Thaïlande: l'ex-Premier ministre Thaksin arrivé dans une prison de Bangkok
L'ex-Premier ministre thaïlandais Thaksin Shinawatra est arrivé dans une prison de Bangkok mardi, dans la foulée d'un arrêt de la Cour suprême ordonnant son incarcération pour un an, au moment où son clan politique est écarté du pouvoir.
Condamné par contumace à huit ans d'emprisonnement pour corruption et abus de pouvoir, l'homme politique de 76 ans, qui reste le plus influent du pays, n'avait passé que six mois en détention, à l'hôpital, après son retour d'exil en 2023.
La Cour suprême a jugé mardi qu'il n'avait pas correctement purgé sa peine d'emprisonnement: "l'avoir envoyé à l'hôpital n'était pas légal, l'accusé sait que sa maladie ne constituait pas un problème urgent, et une hospitalisation ne peut compter comme une peine de prison", a-t-elle exposé, ordonnant son renvoi en prison.
"Mon père reste un chef spirituel, que ce soit par sa fonction politique passée, ses contributions pour le pays ou son intention sincère de participer à l'amélioration de la vie" des Thaïlandais, a déclaré sa fille Paetongtarn, ex-Première ministre destituée fin août, à l'extérieur de la Cour suprême.
La famille Shinawatra domine la vie politique thaïlandaise depuis deux décennies.
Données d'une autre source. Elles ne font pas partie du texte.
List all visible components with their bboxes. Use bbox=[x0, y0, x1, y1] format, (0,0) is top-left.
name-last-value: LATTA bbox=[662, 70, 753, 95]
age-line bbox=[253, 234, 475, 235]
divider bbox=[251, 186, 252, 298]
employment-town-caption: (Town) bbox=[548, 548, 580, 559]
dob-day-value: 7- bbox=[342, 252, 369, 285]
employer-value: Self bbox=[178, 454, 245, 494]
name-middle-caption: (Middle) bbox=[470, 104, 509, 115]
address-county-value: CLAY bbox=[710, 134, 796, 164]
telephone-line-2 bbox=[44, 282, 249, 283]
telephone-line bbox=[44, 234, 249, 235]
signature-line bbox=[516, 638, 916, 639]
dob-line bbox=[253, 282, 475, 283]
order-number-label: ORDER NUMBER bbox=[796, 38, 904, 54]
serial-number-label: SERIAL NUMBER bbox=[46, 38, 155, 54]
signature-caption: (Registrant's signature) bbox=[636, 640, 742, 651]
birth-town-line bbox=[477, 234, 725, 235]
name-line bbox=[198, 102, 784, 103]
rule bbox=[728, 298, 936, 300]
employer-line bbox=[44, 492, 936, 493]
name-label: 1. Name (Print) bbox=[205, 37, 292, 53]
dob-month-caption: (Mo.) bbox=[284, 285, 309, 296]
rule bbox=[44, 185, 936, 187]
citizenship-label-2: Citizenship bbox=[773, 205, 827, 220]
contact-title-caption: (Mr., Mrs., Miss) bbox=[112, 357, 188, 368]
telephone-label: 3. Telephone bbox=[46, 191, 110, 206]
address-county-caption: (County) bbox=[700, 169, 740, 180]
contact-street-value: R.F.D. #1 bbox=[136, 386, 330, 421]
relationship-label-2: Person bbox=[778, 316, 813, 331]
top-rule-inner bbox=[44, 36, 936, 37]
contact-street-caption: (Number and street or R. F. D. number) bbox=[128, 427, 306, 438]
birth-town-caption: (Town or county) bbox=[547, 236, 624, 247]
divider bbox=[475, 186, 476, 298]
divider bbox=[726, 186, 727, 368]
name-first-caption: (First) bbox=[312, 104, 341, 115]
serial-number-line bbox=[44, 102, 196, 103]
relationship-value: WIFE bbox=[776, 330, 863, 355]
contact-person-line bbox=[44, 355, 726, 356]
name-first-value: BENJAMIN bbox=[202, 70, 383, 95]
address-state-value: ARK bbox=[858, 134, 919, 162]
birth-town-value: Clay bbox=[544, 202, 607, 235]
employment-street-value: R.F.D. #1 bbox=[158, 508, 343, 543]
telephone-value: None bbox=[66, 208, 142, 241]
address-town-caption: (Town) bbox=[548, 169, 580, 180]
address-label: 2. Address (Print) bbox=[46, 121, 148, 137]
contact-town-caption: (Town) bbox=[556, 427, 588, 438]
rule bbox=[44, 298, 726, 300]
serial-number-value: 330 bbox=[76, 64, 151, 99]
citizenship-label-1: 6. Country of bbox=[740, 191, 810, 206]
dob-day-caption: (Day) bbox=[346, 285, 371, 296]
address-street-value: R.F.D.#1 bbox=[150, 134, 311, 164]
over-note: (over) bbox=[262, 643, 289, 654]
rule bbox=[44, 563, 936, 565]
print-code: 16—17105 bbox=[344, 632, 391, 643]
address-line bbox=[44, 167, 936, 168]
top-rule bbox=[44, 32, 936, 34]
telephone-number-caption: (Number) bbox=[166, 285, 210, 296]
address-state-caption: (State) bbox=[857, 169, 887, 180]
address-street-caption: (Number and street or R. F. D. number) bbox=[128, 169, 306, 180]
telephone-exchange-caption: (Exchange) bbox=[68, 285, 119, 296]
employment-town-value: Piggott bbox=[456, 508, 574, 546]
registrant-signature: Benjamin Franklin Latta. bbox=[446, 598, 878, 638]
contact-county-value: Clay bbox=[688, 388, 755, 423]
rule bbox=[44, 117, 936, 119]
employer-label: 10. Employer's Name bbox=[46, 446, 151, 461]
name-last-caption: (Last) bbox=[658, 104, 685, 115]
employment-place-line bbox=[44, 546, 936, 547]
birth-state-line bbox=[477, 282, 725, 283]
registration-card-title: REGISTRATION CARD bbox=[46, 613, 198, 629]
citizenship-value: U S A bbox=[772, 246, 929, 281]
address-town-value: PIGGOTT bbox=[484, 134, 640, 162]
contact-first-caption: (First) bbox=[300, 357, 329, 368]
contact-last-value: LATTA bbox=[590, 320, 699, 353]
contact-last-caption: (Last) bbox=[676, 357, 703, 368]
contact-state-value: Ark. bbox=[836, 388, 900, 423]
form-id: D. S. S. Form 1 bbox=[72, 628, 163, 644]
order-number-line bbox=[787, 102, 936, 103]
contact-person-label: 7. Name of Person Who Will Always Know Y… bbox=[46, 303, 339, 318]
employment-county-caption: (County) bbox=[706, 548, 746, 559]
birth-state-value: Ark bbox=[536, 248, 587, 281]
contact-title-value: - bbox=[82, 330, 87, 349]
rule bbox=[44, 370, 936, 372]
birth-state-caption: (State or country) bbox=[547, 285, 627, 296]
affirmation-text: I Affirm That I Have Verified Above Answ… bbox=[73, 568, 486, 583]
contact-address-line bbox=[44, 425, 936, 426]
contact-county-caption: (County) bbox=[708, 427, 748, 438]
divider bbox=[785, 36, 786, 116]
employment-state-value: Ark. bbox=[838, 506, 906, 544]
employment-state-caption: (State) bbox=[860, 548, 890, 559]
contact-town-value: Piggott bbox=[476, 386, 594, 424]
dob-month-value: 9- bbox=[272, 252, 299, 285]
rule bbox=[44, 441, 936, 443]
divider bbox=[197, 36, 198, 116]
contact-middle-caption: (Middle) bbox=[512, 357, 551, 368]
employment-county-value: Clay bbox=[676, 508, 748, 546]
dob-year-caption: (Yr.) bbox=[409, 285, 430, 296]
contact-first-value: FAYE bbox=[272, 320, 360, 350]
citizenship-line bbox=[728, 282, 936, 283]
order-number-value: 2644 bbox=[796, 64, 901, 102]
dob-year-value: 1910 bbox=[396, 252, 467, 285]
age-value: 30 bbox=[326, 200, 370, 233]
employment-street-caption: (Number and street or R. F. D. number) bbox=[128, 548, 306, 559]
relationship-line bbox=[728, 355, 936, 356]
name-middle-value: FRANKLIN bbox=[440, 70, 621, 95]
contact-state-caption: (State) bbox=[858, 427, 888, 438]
Elle a longtemps été l'ennemie jurée de l'élite favorable à l'armée et au pouvoir royal, qui considérait son populisme comme une menace pour l'ordre social traditionnel.
Une centaine de policiers ont été mobilisés mardi devant la Cour suprême, où une poignée de partisans de Thaksin se sont rassemblés, vêtus du rouge de son mouvement politique.
- Enquête -
La dynastie est revenue au pouvoir en 2023, mais a été récemment éprouvée par des revers juridiques et politiques. Un nouveau gouvernement a été formé vendredi dernier sans inclure le parti lié à la famille, le Pheu Thai, après l'éviction de Paetongtarn Shinawatra. La fille de Thaksin a été accusée d'avoir manqué de respect à l'armée en pleine crise entre la Thaïlande et le Cambodge.
Son père, Premier ministre de 2001 à 2006, avait été condamné à une peine de huit ans d'emprisonnement pour corruption et abus de pouvoir, qu'il n'a jamais purgée en prison.
Revenu d'un long exil à l'étranger en août 2023, Thaksin a séjourné dans une chambre privée d'un hôpital de la police de Bangkok. Puis, une grâce royale a réduit sa peine à un an d'emprisonnement, avant sa libération anticipée eu égard à son âge en février 2024.
Le transfert à l'hôpital de Thaksin - qui coïncidait avec la formation d'un nouveau gouvernement dominé par le parti des Shinawatra - ont nourri les soupçons d'un traitement de faveur dont l'ex-Premier ministre aurait bénéficié.
Une enquête a été ouverte en avril par une division de la Cour suprême. Des responsables pénitentiaires et médicaux ont été interrogés afin de déterminer si la peine de Thaksin Shinawatra avait été purgée correctement.
L'arrêt de la Cour suprême intervient quelques jours après le renversement du Pheu Thai, au gouvernement depuis 2023. Une coalition menée par un ancien allié du parti familial, le milliardaire Anutin Charnvirakul, a finalement pris les rênes du pouvoir la semaine dernière.
Il n'y aura "ni favoritisme, ni persécution, ni vengeance" à l'encontre de Thaksin, a promis le nouveau chef du gouvernement, tout en assurant qu'il organiserait de nouvelles élections législatives sous quatre mois.
Titipol Phakdeewanich, un politiste de l'université de Ubon Ratchathani, ne "(croit) pas que Thaksin va quitter la politique". "Il ne faut pas sous-estimer sa capacité à exploiter les failles du système juridique", dit-il à l'AFP.
Thaksin Shinawatra était revenu en Thaïlande lundi en jet privé, après quelques jours à Dubaï qui avaient alimenté des rumeurs d'une possible fuite à l'étranger. Mais il avait promis d'assister à l'audience de la Cour suprême en personne.
Thaksin a par ailleurs été acquitté fin août à l'issue d'un procès pour crime de lèse-majesté, concernant des propos publiés en 2015 par un média sud-coréen. Il encourait jusqu'à 15 ans d'emprisonnement, la loi thaïlandaise interdisant toute critique du roi et de sa famille.